CUFFT Erroneous Result for N >= 32768 Random behaviour across multiple runs of the program.

Hi,

The GeForce GTX 580 (Fermi-class) I am working on seems to have trouble performing complex-to-complex FFTs with N greater than or equal to 32768, as the attached code demonstrates.

Just to give you some background, I am reading single-byte samples packed in the following manner in a file: Real(Signal 1), Imaginary(Signal 1), Real(Signal 2), Imaginary(Signal 2). (Each byte is a signed char, taking values between, -128 and 127.) I read these into a char4 array, use a custom function to copy them to two float2 arrays corresponding to each signal, and perform a complex-to-complex FFT on each signal one after the other (I did try cufftPlanMany(), but I get similar erroneous output).
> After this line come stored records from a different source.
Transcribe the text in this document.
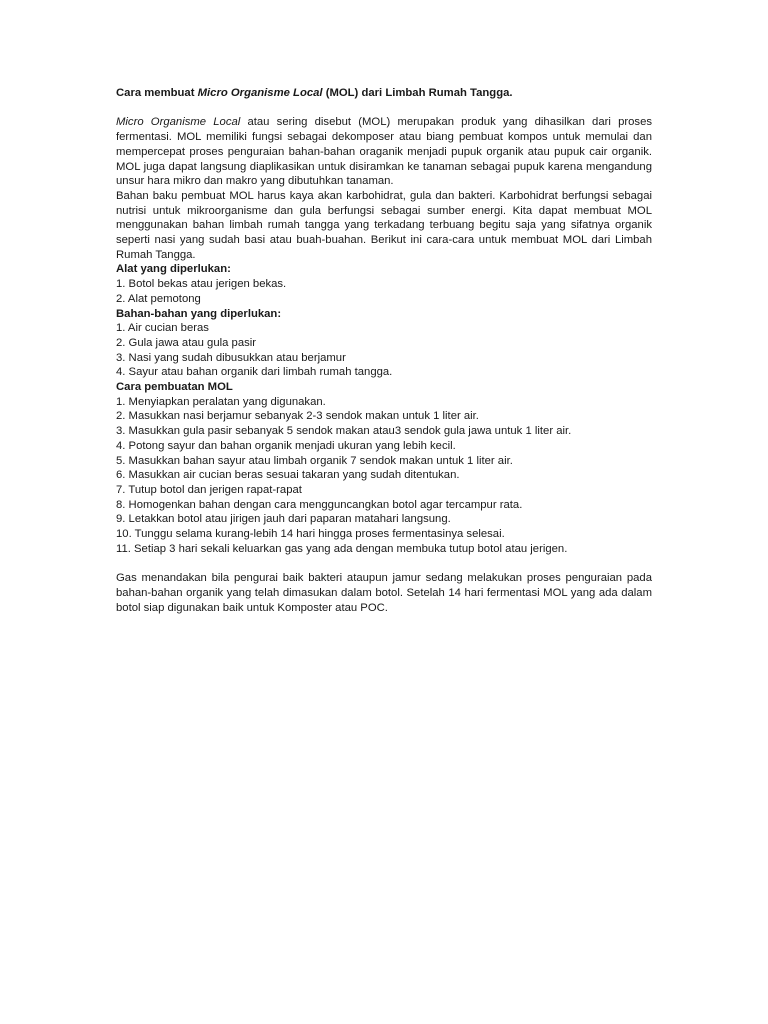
Cara membuat Micro Organisme Local (MOL) dari Limbah Rumah Tangga.

Micro Organisme Local atau sering disebut (MOL) merupakan produk yang dihasilkan dari proses fermentasi. MOL memiliki fungsi sebagai dekomposer atau biang pembuat kompos untuk memulai dan mempercepat proses penguraian bahan-bahan oraganik menjadi pupuk organik atau pupuk cair organik. MOL juga dapat langsung diaplikasikan untuk disiramkan ke tanaman sebagai pupuk karena mengandung unsur hara mikro dan makro yang dibutuhkan tanaman.

Bahan baku pembuat MOL harus kaya akan karbohidrat, gula dan bakteri. Karbohidrat berfungsi sebagai nutrisi untuk mikroorganisme dan gula berfungsi sebagai sumber energi. Kita dapat membuat MOL menggunakan bahan limbah rumah tangga yang terkadang terbuang begitu saja yang sifatnya organik seperti nasi yang sudah basi atau buah-buahan. Berikut ini cara-cara untuk membuat MOL dari Limbah Rumah Tangga.

Alat yang diperlukan:

1. Botol bekas atau jerigen bekas.
2. Alat pemotong

Bahan-bahan yang diperlukan:

1. Air cucian beras
2. Gula jawa atau gula pasir
3. Nasi yang sudah dibusukkan atau berjamur
4. Sayur atau bahan organik dari limbah rumah tangga.

Cara pembuatan MOL

1. Menyiapkan peralatan yang digunakan.
2. Masukkan nasi berjamur sebanyak 2-3 sendok makan untuk 1 liter air.
3. Masukkan gula pasir sebanyak 5 sendok makan atau3 sendok gula jawa untuk 1 liter air.
4. Potong sayur dan bahan organik menjadi ukuran yang lebih kecil.
5. Masukkan bahan sayur atau limbah organik 7 sendok makan untuk 1 liter air.
6. Masukkan air cucian beras sesuai takaran yang sudah ditentukan.
7. Tutup botol dan jerigen rapat-rapat
8. Homogenkan bahan dengan cara mengguncangkan botol agar tercampur rata.
9. Letakkan botol atau jirigen jauh dari paparan matahari langsung.
10. Tunggu selama kurang-lebih 14 hari hingga proses fermentasinya selesai.
11. Setiap 3 hari sekali keluarkan gas yang ada dengan membuka tutup botol atau jerigen.

Gas menandakan bila pengurai baik bakteri ataupun jamur sedang melakukan proses penguraian pada bahan-bahan organik yang telah dimasukan dalam botol. Setelah 14 hari fermentasi MOL yang ada dalam botol siap digunakan baik untuk Komposter atau POC.
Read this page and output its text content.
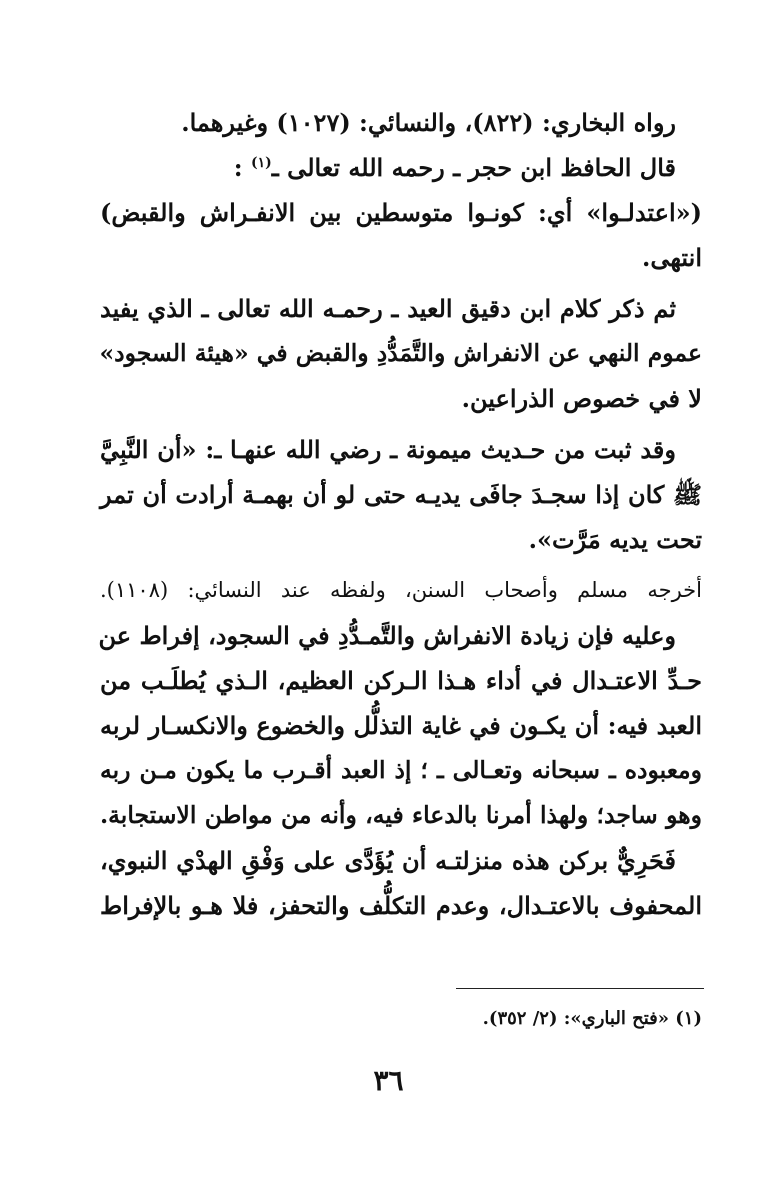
رواه البخاري: (٨٢٢)، والنسائي: (١٠٢٧) وغيرهما.
قال الحافظ ابن حجر ـ رحمه الله تعالى ـ$^{(١)}$ :
(«اعتدلـوا» أي: كونـوا متوسطين بين الانفـراش والقبض)
انتهى.
ثم ذكر كلام ابن دقيق العيد ـ رحمـه الله تعالى ـ الذي يفيد
عموم النهي عن الانفراش والتَّمَدُّدِ والقبض في «هيئة السجود»
لا في خصوص الذراعين.
وقد ثبت من حـديث ميمونة ـ رضي الله عنهـا ـ: «أن النَّبِيَّ
ﷺ كان إذا سجـدَ جافَى يديـه حتى لو أن بهمـة أرادت أن تمر
تحت يديه مَرَّت».
أخرجه مسلم وأصحاب السنن، ولفظه عند النسائي: (١١٠٨).
وعليه فإن زيادة الانفراش والتَّمـدُّدِ في السجود، إفراط عن
حـدِّ الاعتـدال في أداء هـذا الـركن العظيم، الـذي يُطلَـب من
العبد فيه: أن يكـون في غاية التذلُّل والخضوع والانكسـار لربه
ومعبوده ـ سبحانه وتعـالى ـ ؛ إذ العبد أقـرب ما يكون مـن ربه
وهو ساجد؛ ولهذا أمرنا بالدعاء فيه، وأنه من مواطن الاستجابة.
فَحَرِيٌّ بركن هذه منزلتـه أن يُؤَدَّى على وَفْقِ الهدْي النبوي،
المحفوف بالاعتـدال، وعدم التكلُّف والتحفز، فلا هـو بالإفراط
(١) «فتح الباري»: (٢/ ٣٥٢).
٣٦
The problem is that each time I run the program, some of the FFT output channels differ in their values, compared to the previous run. The behaviour appears to be semi-deterministic. For example, the bad sections of output seem to be ~32768 points (= N) long, but sometimes there are lone channels that are bad. For N < 32768 (I tried 16K, 4K, 1K), the program works flawlessly.

I use CUDA 4.0 on RHEL 5.6. Details of the GPU that might be relevant:

CUDA Capability Major/Minor version number: 2.0
Total amount of global memory: 1535 MBytes
(16) Multiprocessors x (32) CUDA Cores/MP: 512 CUDA Cores
Total amount of constant memory: 65536 bytes
Total amount of shared memory per block: 49152 bytes
Total number of registers available per block: 32768
Maximum number of threads per block: 1024
Maximum sizes of each dimension of a block: 1024 x 1024 x 64
Maximum sizes of each dimension of a grid: 65535 x 65535 x 65535

Any help will be greatly appreciated! Thank you!

(I did try attaching a sample data file, but it seems I am not permitted to upload binary files.)
testfft.cu (3.13 KB)

UPDATE: I tried the program on a GeForce GT 230M on a laptop (with number of threads per block changed accordingly), running CUDA 3.0 with Compute Capability 1.2 and it works. So could the problem I’m facing on the Fermi a CUDA version issue, or a hardware issue? (It’s the Fermi that I need to run the program on, so this is still an open issue.)

I found out that it’s not a problem with CUFFT. Something’s going wrong with my CopyDataForFFT() kernel - each time I run the program, I get a different number of ‘Invalid global write of size 8’ errors, at seemingly random thread and block indices.

Perhaps the moderator could close this thread? Now that it’s been found not to be a CUFFT problem, I’m posting this as a new topic. Thanks!